At The Corner, Mark Steyn writes that the Clintons were bad for the Democratic Party:
The Clintons' leadership of the Democratic Party was great for the Clintons, terrible for the Democratic Party: They lost the House, they lost the Senate, they lost state legislatures and governors' mansions, and in the end Clinton couldn't even bequeath the White House to his Vice-President in a time of peace and prosperity.
In a 2006 Yale Law Journal article Steve Calabresi and I presented data showing that losing power, even state governorships, as a presidential term progresses is common, not an exception. Essentially, we believe that a President and his party are a lightning rod for everything that goes wrong.
Our article can be downloaded at the bottom of this SSRN page. Particularly relevant are Figures 1 and 2 on page 2617 showing governorships by party since 1936.
UPDATE: I was amused by one of the comments below. Justin says that he knew this in high school. His comment brings to mind my observation of the three possible responses to workshop papers at the Univ. of Chicago Law & Economics Workshop in the early 1990s: (1) it's wrong; (2) it's trivial; or (3) it's already been done (usually coupled with the claim that the critic had already done it himself).
If Justin really knew in high school that the President's party lost governorships, he should have written it up for the political science literature, because we didn't find any political scientist who had shown this except in limited situations or any that pointed out that the backlash against the President in the states was stronger than the Presidential coattail effect. Perhaps we missed something (the field is huge), but some prominent scholars we consulted didn't mention anything directly on point. Indeed, one suggested that we do a version of our findings for a poli-sci journal.

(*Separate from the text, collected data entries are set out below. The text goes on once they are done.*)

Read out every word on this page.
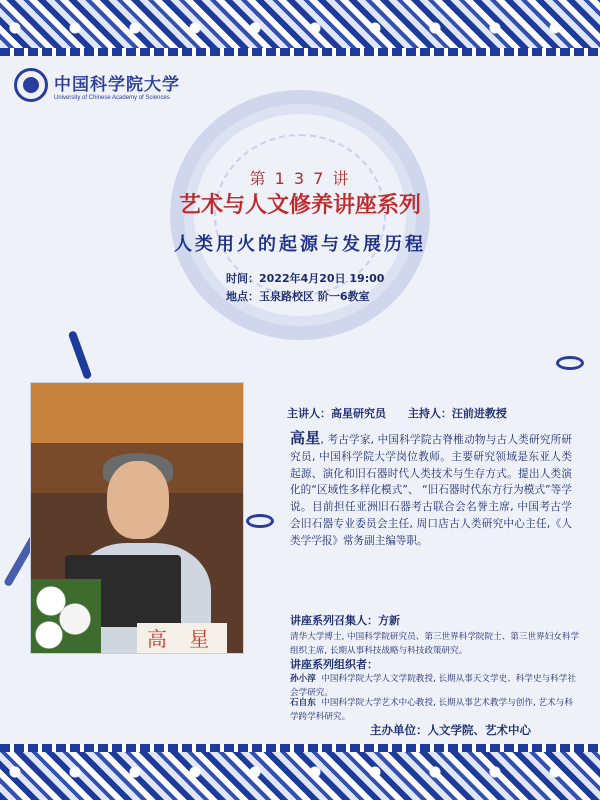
中国科学院大学
University of Chinese Academy of Sciences
第 1 3 7 讲
艺术与人文修养讲座系列
人类用火的起源与发展历程
时间：2022年4月20日 19:00
地点：玉泉路校区 阶一6教室
高 星
主讲人：高星研究员 主持人：汪前进教授
高星, 考古学家, 中国科学院古脊椎动物与古人类研究所研究员, 中国科学院大学岗位教师。主要研究领域是东亚人类起源、演化和旧石器时代人类技术与生存方式。提出人类演化的“区域性多样化模式”、 “旧石器时代东方行为模式”等学说。目前担任亚洲旧石器考古联合会名誉主席, 中国考古学会旧石器专业委员会主任, 周口店古人类研究中心主任,《人类学学报》常务副主编等职。
讲座系列召集人：方新
清华大学博士, 中国科学院研究员、第三世界科学院院士、第三世界妇女科学组织主席, 长期从事科技战略与科技政策研究。
讲座系列组织者：
孙小淳 中国科学院大学人文学院教授, 长期从事天文学史、科学史与科学社会学研究。
石自东 中国科学院大学艺术中心教授, 长期从事艺术教学与创作, 艺术与科学跨学科研究。
主办单位：人文学院、艺术中心
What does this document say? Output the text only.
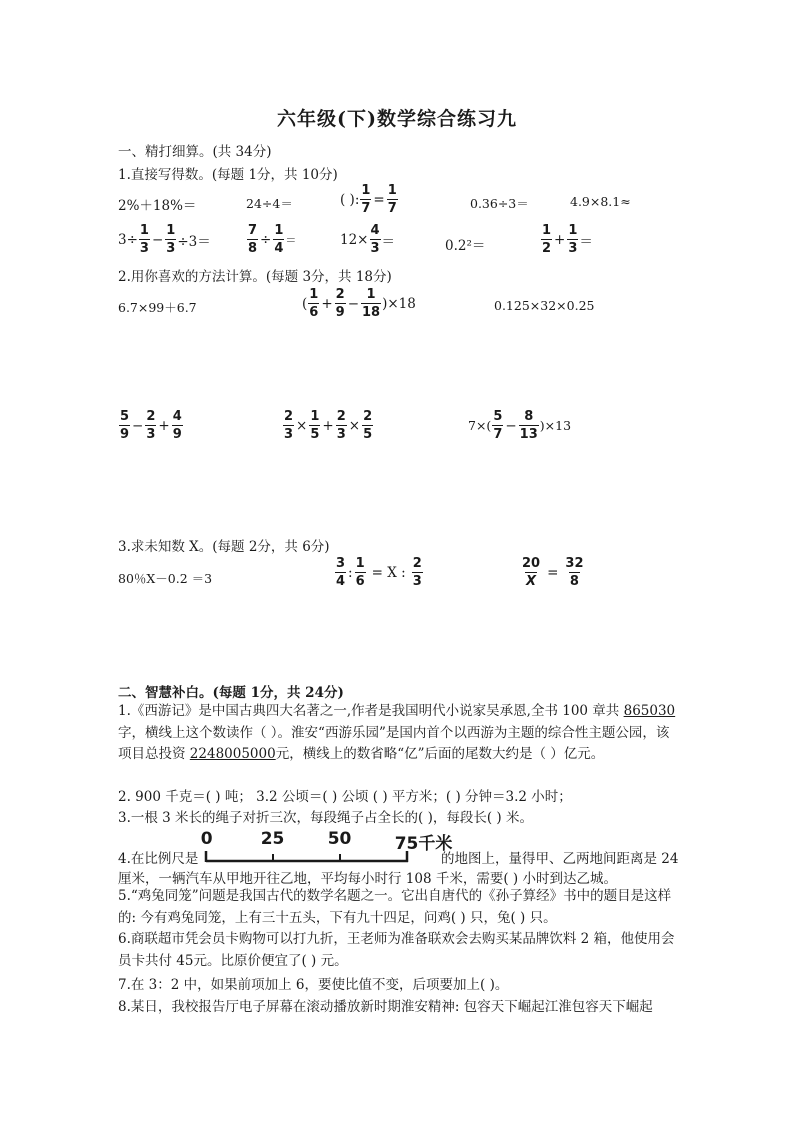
六年级(下)数学综合练习九
一、精打细算。(共 34分)
1.直接写得数。(每题 1分，共 10分)
2%＋18%＝	24÷4＝	( ): $\frac{1}{7} = \frac{1}{7}$	0.36÷3＝	4.9×8.1≈
$3\div \frac{1}{3} - \frac{1}{3} \div 3=$	$\frac{7}{8} \div \frac{1}{4}$ ＝	$12\times \frac{4}{3}$ ＝	0.2²＝	$\frac{1}{2} + \frac{1}{3}$ ＝
2.用你喜欢的方法计算。(每题 3分，共 18分)
6.7×99＋6.7	( $\frac{1}{6} + \frac{2}{9} - \frac{1}{18} )\times 18$	0.125×32×0.25
$\frac{5}{9} - \frac{2}{3} + \frac{4}{9}$	$\frac{2}{3} \times \frac{1}{5} + \frac{2}{3} \times \frac{2}{5}$	$7\times( \frac{5}{7} - \frac{8}{13} )\times 13$
3.求未知数 X。(每题 2分，共 6分)
80％X－0.2 ＝3	$\frac{3}{4}$ : $\frac{1}{6} = X$ : $\frac{2}{3}$	$\frac{20}{X} = \frac{32}{8}$
二、智慧补白。(每题 1分，共 24分)
1.《西游记》是中国古典四大名著之一,作者是我国明代小说家吴承恩,全书 100 章共 865030字，横线上这个数读作（ ）。淮安“西游乐园”是国内首个以西游为主题的综合性主题公园，该项目总投资 2248005000元，横线上的数省略“亿”后面的尾数大约是（ ）亿元。
2. 900 千克＝( ) 吨； 3.2 公顷＝( ) 公顷 ( ) 平方米；( ) 分钟＝3.2 小时；
3.一根 3 米长的绳子对折三次，每段绳子占全长的( )，每段长( ) 米。
4.在比例尺是
0	25	50	75千米
的地图上，量得甲、乙两地间距离是 24
厘米，一辆汽车从甲地开往乙地，平均每小时行 108 千米，需要( ) 小时到达乙城。
5.“鸡兔同笼”问题是我国古代的数学名题之一。它出自唐代的《孙子算经》书中的题目是这样的: 今有鸡兔同笼，上有三十五头，下有九十四足，问鸡( ) 只，兔( ) 只。
6.商联超市凭会员卡购物可以打九折，王老师为准备联欢会去购买某品牌饮料 2 箱，他使用会员卡共付 45元。比原价便宜了( ) 元。
7.在 3：2 中，如果前项加上 6，要使比值不变，后项要加上( )。
8.某日，我校报告厅电子屏幕在滚动播放新时期淮安精神: 包容天下崛起江淮包容天下崛起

We wrote in our Yale LJ article:
As James Campbell nicely documents, there is a backlash against the President's party in the midterm elections for seats in state legislatures. Campbell shows that in state legislative races in presidential election years, the winning President's party benefits from his coattails, but in midterm elections the President's party suffers losses in state legislative races that approximately cancel out the gains from his coattails.
Further, in an article published thirty-five years ago, Stephen Turett analyzed incumbent governors' races in 1900-1969, noticing that incumbent governors were more likely to be reelected in midterm elections if the President was of the opposing party. Turett limited his analysis of this midterm effect to incumbent governors running for re-election and interpreted it as merely offsetting the coattail effect in presidential election years.
When one adds all gubernatorial races to the analysis, as we do in Figures 1 and 2, the backlash against the President's party in state races during a President's term is actually stronger overall than the coattail effect in the presidential election year. To be more specific, we find that four years after a party wins a presidential election, it holds on average three fewer statehouses than it had before it won the presidential election. Perversely, winning the presidency seems to lead very shortly to losing power in the states.
Since 1932 there have been eight changes of party control of the White House (1933, 1953, 1961, 1969, 1977, 1981, 1993, and 2001). In every instance but one, the party that seized the White House held more governorships in the year before it took office than in the subsequent year it lost the presidential election. The only exception is that in 1980, Republicans held four fewer governorships than they held in 1992, immediately before the Republicans were voted out of the White House. Similarly, of the eleven Presidents since 1933, every one except two, Kennedy and Reagan, left office with fewer governorships than his party had before he took office, and Kennedy served less than three years.
In addition, if people generally understood that the blacklash / lightning rod effect is stronger than the coattail effect, I doubt that so many states would have moved their elections away from the Presidential election years in an apparently unsuccessful attempt to reduce the effect of Presidential elections on state elections for governorships.